Shoppers in New York are walking along Fifth Avenue, New York's shopping street, on Black Friday. [Image source=Bloomberg]
However, unlike low-income groups, the middle and upper classes had no choice but to tighten their belts this year. This is because large IT companies, known for paying high salaries, began restructuring after the pandemic, leading to a surge in unemployment among the middle and upper classes. The mass layoffs significantly reduced incomes in these groups. According to the U.S. Census Bureau, the median household income in the U.S., mostly composed of college graduates, fell 4.9% year-over-year to $118,000. This decline is twice the average income decrease across all workers.
As a result, retailers expect dark clouds over Black Friday sales this year. Experts explain that middle and upper classes with annual incomes exceeding $100,000 have driven much of the U.S. spending more than previously anticipated. During the pandemic, when outings were restricted, these groups supported U.S. retailers' sales through online shopping. According to Bloomberg, companies selling high-end products like Coach and Apple enjoyed a boom thanks to high-income consumers during the pandemic.
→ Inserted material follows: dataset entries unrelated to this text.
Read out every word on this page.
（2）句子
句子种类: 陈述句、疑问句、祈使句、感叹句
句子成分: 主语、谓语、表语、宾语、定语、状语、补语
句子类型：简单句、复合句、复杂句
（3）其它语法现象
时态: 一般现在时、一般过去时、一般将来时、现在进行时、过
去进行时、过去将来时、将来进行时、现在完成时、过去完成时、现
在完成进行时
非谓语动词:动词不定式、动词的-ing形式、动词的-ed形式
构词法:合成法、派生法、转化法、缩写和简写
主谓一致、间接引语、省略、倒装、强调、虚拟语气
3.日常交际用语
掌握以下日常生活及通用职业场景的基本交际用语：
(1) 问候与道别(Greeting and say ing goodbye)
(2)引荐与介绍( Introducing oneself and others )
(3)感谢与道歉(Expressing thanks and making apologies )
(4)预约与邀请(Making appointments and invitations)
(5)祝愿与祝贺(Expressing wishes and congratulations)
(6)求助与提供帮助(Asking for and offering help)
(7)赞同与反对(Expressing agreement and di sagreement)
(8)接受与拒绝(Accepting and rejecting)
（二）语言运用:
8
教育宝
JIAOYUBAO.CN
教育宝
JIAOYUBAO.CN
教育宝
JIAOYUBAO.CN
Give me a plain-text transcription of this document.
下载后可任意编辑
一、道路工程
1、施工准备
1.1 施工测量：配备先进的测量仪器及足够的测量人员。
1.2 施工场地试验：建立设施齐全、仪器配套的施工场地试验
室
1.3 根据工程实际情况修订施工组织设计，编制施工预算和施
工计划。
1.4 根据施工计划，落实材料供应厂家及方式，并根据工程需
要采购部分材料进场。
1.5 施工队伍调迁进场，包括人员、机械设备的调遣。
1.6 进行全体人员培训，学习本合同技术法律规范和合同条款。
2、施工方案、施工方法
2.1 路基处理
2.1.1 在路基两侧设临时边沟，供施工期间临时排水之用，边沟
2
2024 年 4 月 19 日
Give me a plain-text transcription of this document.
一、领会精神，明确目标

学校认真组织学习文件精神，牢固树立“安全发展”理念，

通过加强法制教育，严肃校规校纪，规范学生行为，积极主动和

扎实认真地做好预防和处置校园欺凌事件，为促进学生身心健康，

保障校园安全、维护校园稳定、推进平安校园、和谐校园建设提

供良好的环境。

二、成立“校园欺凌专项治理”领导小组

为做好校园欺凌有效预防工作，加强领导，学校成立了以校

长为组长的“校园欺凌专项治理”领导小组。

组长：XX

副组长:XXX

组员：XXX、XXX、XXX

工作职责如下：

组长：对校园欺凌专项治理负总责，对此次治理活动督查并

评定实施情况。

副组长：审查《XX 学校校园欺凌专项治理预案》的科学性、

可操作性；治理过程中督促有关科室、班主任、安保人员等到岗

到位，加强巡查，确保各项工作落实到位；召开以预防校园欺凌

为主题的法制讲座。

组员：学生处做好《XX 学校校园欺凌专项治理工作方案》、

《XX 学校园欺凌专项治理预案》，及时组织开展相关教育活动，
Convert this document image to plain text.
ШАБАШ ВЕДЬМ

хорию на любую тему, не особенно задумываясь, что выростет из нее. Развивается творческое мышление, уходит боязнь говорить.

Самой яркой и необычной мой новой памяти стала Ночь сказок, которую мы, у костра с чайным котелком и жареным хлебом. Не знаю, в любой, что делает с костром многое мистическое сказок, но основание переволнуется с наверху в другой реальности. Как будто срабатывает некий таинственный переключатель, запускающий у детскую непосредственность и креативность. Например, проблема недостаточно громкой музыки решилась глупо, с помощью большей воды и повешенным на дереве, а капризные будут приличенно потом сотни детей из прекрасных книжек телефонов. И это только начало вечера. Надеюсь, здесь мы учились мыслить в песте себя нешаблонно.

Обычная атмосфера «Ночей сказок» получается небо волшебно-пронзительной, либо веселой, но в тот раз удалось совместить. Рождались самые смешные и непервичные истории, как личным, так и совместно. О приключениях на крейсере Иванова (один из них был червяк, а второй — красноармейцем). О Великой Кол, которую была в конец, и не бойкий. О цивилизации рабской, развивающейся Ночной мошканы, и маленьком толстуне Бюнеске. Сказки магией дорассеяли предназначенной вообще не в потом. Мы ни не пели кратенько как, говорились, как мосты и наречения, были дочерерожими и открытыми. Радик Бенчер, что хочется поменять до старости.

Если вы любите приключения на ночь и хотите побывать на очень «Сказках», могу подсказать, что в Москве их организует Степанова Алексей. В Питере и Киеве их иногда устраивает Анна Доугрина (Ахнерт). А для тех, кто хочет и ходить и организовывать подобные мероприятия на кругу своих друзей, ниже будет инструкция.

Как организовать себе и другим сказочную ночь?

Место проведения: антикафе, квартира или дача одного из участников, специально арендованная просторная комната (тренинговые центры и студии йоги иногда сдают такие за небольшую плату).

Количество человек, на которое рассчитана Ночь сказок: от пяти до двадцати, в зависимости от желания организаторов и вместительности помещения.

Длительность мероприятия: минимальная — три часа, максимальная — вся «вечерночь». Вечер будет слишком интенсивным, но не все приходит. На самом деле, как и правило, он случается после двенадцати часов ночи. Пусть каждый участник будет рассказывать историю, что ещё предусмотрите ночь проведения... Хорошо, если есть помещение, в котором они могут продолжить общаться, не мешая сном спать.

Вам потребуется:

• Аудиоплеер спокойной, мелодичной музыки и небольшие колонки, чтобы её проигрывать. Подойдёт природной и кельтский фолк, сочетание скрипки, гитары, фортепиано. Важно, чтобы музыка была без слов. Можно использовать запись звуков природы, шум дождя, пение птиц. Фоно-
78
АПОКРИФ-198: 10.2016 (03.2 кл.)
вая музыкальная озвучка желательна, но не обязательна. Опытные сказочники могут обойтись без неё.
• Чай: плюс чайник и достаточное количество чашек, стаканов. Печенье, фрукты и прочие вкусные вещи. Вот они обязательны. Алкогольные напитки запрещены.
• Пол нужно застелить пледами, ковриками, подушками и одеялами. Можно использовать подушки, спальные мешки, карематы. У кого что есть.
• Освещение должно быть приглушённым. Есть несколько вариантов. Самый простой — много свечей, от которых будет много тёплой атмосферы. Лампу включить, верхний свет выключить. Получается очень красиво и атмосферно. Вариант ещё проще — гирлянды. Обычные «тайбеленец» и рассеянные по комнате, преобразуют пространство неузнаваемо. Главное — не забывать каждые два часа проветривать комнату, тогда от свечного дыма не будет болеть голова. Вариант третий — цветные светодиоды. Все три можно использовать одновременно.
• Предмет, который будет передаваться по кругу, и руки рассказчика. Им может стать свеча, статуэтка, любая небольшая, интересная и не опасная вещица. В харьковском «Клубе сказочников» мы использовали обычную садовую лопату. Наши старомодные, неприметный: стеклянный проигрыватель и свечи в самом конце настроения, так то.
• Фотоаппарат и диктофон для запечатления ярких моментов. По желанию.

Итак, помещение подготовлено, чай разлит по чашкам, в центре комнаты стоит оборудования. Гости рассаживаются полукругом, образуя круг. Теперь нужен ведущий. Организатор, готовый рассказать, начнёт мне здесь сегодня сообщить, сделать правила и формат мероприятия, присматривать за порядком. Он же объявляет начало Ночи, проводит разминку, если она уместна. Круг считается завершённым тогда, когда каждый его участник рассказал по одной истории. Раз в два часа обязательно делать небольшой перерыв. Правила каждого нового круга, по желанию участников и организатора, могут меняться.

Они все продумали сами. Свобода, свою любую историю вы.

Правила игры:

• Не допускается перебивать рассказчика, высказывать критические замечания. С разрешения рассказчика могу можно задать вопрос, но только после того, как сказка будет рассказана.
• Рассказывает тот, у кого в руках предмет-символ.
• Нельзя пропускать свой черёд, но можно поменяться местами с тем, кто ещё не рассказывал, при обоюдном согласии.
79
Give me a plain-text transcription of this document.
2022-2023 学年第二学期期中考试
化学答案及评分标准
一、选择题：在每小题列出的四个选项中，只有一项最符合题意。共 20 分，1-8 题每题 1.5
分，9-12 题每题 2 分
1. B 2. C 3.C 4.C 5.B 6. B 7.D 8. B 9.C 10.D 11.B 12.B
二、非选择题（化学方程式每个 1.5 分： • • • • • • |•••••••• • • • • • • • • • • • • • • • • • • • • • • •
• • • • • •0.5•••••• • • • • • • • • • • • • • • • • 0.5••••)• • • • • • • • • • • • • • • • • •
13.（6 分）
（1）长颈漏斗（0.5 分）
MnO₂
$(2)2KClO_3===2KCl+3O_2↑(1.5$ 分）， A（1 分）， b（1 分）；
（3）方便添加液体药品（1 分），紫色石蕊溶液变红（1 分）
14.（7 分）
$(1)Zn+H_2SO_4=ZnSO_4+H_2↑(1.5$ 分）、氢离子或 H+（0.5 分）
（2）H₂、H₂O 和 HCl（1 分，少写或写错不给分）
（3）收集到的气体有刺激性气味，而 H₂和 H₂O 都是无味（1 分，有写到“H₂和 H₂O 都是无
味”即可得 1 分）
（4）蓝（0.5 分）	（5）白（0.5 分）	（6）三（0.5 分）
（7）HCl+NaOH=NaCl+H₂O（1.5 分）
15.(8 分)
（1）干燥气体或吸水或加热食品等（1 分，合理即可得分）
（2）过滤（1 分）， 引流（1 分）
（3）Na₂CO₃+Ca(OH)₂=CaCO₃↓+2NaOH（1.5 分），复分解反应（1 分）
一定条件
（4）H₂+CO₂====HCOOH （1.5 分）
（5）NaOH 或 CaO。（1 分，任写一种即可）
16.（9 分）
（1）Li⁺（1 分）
However, with their spending declining toward the end of the year, it seems unlikely that this year will see the same boom.
Moreover, the recent slowdown in wage growth among low-wage workers, who have supported overall U.S. retail sales, signals a general consumption slowdown in the U.S. This means that even low-income groups are unlikely to open their wallets this Black Friday.
The U.S. is a country where private consumption accounts for nearly 70% of gross domestic product. Although consumption slowdown is currently most noticeable among the middle and upper classes, if this trend expands, it could deal a significant blow to the overall U.S. economy. This gloomy Black Friday could be seen as a harbinger of the U.S. consumption slowdown.